Cuando al poco tiempo nos fuimos para el Sur, no miramos atrás. No hubo "morriña". Aquellos momentos maravillosos nunca se irían de la memoria. Y, como siempre, la ilusión del nuevo camino nos ancló a aquel presente en Andalucía, nunca al pasado, por muy bello que fuera el que allí vivimos.
Sin embargo Mey y yo nos conjuramos respecto a aquel apartamento, tras darle las gracias en nuestro interior por los años allí vividos. Por un lado le dijimos un "hasta luego", quizás hasta que nuestros hijos lo necesitaran en la etapa universitaria o en sus primeros "pinitos" laborales en la capital. Y por el otro decidimos que aquel idilio que habíamos vivido en aquel lugar debía continuar. Que aquella magia debía persistir, aunque ya no estuviéramos nosotros. Y decidimos que quien lo habitara, debía estar enamorado de ese sitio como nosotros lo estuvimos. Y para ello debía sentirlo como algo propio, como algo personal. Por eso pusimos un precio tan irrisorio, la mitad del que se cobraba en la zona. Por eso decidimos dar plenos poderes a quien viniera a habitarlo. Y de paso, decidimos descargar de tensión, de exigencias y de recelos la relación que, por desgracia, existe muchas veces entre arrendador e inquilino. Decidimos, en definitiva "descosificar" aquel apartamento. ¡Qué tontería, pensaréis! "Descosificar" algo tan físico y tan material como un apartamento. Pues sí. Por desgracia, en este mundo que vivimos, se tiende a dar valor a las cosas en la medida en que hay un interés de por medio, la mayoría de las veces cuantificable en dinero contante y sonante. Pero cuando decides dar valor a los momentos, a la magia de los sitios, a los recuerdos impregnados en las paredes, a la confianza y a la relación, el interés y el dinero dejan de ocupar el centro de todo, y surge algo distinto, muy distinto. Incluso con auténticos desconocidos.

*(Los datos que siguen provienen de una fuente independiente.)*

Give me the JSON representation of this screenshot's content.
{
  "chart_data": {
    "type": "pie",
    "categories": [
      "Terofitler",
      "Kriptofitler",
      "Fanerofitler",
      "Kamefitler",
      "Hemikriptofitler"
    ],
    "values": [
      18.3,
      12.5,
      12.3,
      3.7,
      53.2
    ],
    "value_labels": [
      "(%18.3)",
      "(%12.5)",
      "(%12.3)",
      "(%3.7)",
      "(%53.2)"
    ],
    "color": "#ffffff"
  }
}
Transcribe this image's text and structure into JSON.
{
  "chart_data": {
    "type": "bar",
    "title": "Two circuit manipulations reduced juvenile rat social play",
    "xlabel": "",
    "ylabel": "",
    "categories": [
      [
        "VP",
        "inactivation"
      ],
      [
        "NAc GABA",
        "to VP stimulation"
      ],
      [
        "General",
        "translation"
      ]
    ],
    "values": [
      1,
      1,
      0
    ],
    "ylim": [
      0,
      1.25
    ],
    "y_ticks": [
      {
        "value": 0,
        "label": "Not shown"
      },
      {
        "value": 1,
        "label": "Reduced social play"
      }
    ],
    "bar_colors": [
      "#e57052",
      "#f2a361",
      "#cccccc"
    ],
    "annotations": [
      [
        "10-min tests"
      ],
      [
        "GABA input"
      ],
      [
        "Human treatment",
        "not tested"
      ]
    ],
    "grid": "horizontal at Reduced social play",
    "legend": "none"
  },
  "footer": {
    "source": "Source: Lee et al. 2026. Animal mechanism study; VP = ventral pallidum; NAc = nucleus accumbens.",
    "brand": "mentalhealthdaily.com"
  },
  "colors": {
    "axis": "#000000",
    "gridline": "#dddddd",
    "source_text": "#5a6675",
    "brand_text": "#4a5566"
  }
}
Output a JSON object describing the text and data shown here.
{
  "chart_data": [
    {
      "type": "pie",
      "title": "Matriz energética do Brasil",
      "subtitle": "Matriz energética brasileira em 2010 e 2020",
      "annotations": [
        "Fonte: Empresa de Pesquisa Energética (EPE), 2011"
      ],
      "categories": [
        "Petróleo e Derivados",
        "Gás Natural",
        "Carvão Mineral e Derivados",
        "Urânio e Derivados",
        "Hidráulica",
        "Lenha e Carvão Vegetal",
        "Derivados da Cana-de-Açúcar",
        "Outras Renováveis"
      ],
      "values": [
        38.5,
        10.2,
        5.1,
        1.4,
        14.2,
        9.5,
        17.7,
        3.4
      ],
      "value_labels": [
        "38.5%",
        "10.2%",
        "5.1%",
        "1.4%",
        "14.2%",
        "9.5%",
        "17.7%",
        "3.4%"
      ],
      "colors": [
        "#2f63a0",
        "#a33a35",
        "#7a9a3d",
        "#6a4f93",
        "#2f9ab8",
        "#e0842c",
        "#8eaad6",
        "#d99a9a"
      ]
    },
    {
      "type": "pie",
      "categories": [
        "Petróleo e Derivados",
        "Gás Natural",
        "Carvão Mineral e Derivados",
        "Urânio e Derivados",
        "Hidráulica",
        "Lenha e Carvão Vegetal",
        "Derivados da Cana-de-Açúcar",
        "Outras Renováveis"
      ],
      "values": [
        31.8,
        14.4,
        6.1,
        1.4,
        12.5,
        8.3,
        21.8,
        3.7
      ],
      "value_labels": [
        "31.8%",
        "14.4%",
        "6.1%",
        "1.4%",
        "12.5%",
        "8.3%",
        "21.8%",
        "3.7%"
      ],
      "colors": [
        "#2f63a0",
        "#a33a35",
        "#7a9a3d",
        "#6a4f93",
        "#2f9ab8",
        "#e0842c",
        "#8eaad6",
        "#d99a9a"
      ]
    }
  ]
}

Durante estos casi dieciocho años, han vivido allí Ugo, Ana, José Manuel, Raúl, María Pilar y Hernán. A ninguno los conocíamos de antes. Y a todos les transmitimos esta loca idea de poner en el centro la confianza y la relación, por delante del interés económico o los roles jurídicos. Y por supuesto funcionó. Nunca tuvimos un encontronazo. Nunca tuvimos que subir a Madrid para reparar un enchufe, gestionar un siniestro con el fontanero, o comprar un frigorífico nuevo. Ellos se encargaron de todo como si fuera un asunto propio. Y mira que es normal que surjan incidencias durante tantos años en un piso ya antiguo. Nunca hubo un "tira y afloja". Nunca un impago. Nunca un retraso.
Con Hernán, el inquilino actual, la relación es aún más especial. Ha cristalizado en una bella amistad. Entró en el apartamento sin referencias de nadie, pensando que su origen colombiano pesaría como una losa, como ya le pasó en tantas otras ocasiones. Que habría recelos y desconfianza por su condición de inmigrante. Que estaríamos encima de él para saber qué hacía o no hacía en nuestro piso. Y se sorprendió desde el principio por nuestra confianza absoluta en él y por disponer de un hogar así y a ese precio, como si fuera de verdad suyo.
Cuando se crean las circunstancias y el marco adecuado, igual que cuando riegas y cuidas una planta y le das mimos, lo lógico es que la planta crezca y dé flores. Incluso aunque no lo esperes. Aunque no supieras que esa planta da flores. Sí, es cierto que la semilla debe ser buena. Pero también que el universo se acaba confabulando para que la semilla y el agua acaben encontrándose. Hernán trae una "pedazo" de semilla en su interior. Y ha brotado en él un enorme sentimiento de gratitud por nuestra actitud con él. Lleva años pidiéndonos que le subamos el alquiler. ¡Un inquilino pidiendo que le suban el alquiler! Pero no. No estamos dispuestos a ello. Estamos en plena guerra de gratitudes. Nosotros también estamos encantados con su actitud y cuidado del apartamento. Estamos enormemente agradecidos de que impulsara la insufrible reforma del baño sin que tuviéramos nosotros que estar allí. Que haya cuidado así de nuestro antiguo hogar. Y que lo haya hecho suyo como lo hicimos nosotros. Probablemente mejor, incluso.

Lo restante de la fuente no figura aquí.